I watched everything he did, never heard a word the rest of them said and I couldn’t have cared less about the music.  When it was over, I used my crappy phone to take a blurry photo and then I walked up to tell my son what a beautiful ant he was.  I said goodbye, then went out to my car and cried.

I feel such grief for the things my son never gets to experience and I hate the feeling that some of his missed opportunities might be my fault.  But I think I cried today because I missed something.  I spent the week yearning for a chicken costume, but when I saw my son being dressed as an ant I started mourning his life as a sheep.  I hate that I spent even one second imagining that my little boy should be anything other than whatever he is in the moment I’m with him.

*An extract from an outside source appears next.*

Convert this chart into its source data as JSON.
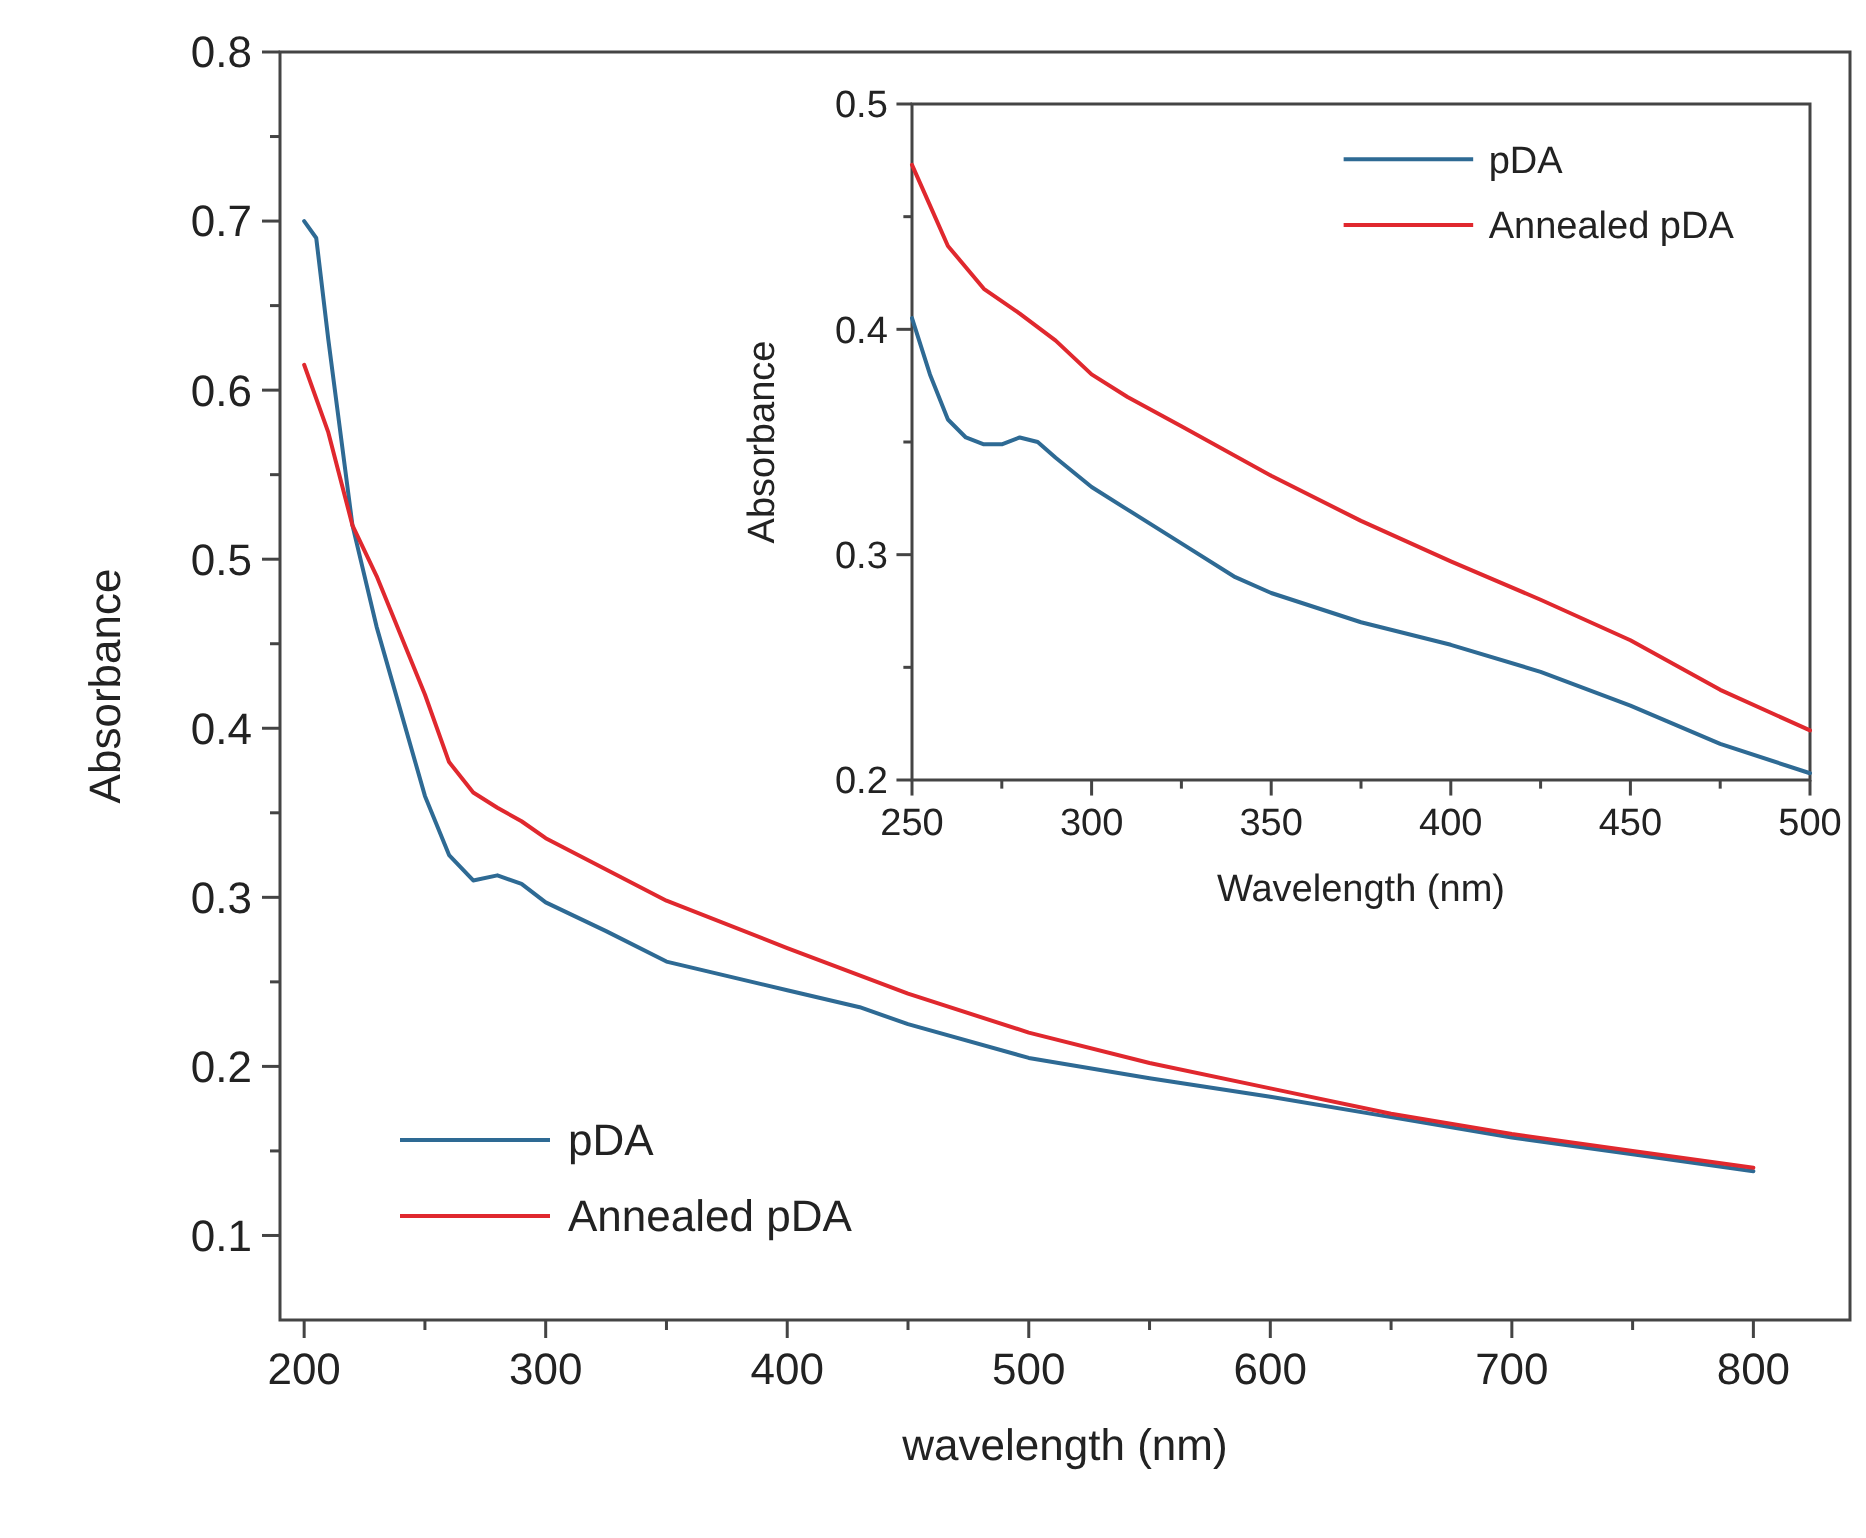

He is joyous and loving and full of life.  His upsets are magnificent and he will miss many things as he ages, but very little of it will permanently change his sweet demeanor.  I must remember to be joyous with him.


4 thoughts on “Sheep Again

  1. This does not diminish your sadness, but I found when I had a child with learning disabilities, that I kept having to put things in perspective. One time when I took him to school and he was going unwillingly, we talked about his problem. He looked like any other kid, but had a learning handicap. When I told him it was a handicap like a crippled child, but people couldn’t see it, he told me he wished he were crippled. I swallowed hard and told him that then he couldn’t climb down into the nearby canyons and look for frogs, etc., and we both felt better. Another time, I took him to Children’s Hospital for sensory-motor therapy. As I watched the other kids (one of whom had no body below his torso), I again put things in perspective. As I left -with both my kids beside me -I thanked God for what I had!